E tinha sido encontrado morto pela manhã, em sua cama. Aparentemente, morrera engasgado durante a noite. O médico, chamado às pressas para tentar salvá-lo, encontrou um pequeno pedaço de osso preso em sua garganta.


Não é preciso dizer o quanto Adriano ficou assustado com a notícia. Mal tinha conseguido dormir depois de ter visto o cortejo macabro. Aquela notícia, logo pela manhã, só confirmava suas suspeitas: fosse o que fosse que tivesse visto na noite anterior, era maligno. E ele precisava descobrir sua origem.


Nem Carlos, nem Tomé, nem Maria concordavam com ele. Na opinião dos três, melhor seria esquecer a estranha visão.

- Não é bom se meter com essas coisas - insistiu Carlos. - Isso tem cara de magia negra.

- Também acho - apoiou Maria. - Minha avó sempre me avisou para ficar bem longe de bruxarias.

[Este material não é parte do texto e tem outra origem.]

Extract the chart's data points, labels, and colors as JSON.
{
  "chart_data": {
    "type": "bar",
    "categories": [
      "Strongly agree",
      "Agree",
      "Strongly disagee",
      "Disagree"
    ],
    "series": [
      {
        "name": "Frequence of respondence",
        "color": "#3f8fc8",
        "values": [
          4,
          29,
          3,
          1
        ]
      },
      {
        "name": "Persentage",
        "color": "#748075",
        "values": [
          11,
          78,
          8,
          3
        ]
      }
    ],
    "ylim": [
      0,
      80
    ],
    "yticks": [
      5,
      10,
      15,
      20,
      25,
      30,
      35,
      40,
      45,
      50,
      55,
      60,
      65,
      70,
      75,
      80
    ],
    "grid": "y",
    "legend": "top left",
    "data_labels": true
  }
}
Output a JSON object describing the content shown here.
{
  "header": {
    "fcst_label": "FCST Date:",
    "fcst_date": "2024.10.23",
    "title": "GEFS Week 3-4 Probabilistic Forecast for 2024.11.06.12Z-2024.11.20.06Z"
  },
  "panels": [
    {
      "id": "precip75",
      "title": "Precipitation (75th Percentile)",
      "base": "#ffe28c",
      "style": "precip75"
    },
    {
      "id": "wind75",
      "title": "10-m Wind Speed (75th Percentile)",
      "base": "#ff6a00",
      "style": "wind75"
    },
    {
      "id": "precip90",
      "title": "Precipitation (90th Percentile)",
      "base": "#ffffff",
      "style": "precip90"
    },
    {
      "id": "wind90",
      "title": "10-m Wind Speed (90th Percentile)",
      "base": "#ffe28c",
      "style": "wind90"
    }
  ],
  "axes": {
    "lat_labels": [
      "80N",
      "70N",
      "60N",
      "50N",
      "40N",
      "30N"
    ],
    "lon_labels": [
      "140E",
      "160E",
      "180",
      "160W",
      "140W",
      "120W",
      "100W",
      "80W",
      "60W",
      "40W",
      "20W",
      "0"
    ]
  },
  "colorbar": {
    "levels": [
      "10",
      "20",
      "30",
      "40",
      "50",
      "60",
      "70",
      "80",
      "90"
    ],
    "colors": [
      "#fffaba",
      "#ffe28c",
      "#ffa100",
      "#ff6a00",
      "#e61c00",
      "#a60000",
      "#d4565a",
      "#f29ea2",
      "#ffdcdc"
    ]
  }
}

A menção à avó despertou a atenção de Adriano.

- Ela costuma conversar essas coisas com você? - perguntou ele.

- Minha avó vem de um lugar onde todo mundo acredita em assombração, bruxaria, essas coisas - explicou Maria. - Ela é cheia de superstições.

- Mas ela entende disso? - insistiu Adriano.

- Entende um bocado - afirmou a menina. - Mas não me conta quase nada. Sempre que pergunto, ela diz que, quando chegar à idade certa, vou saber tudo o que preciso.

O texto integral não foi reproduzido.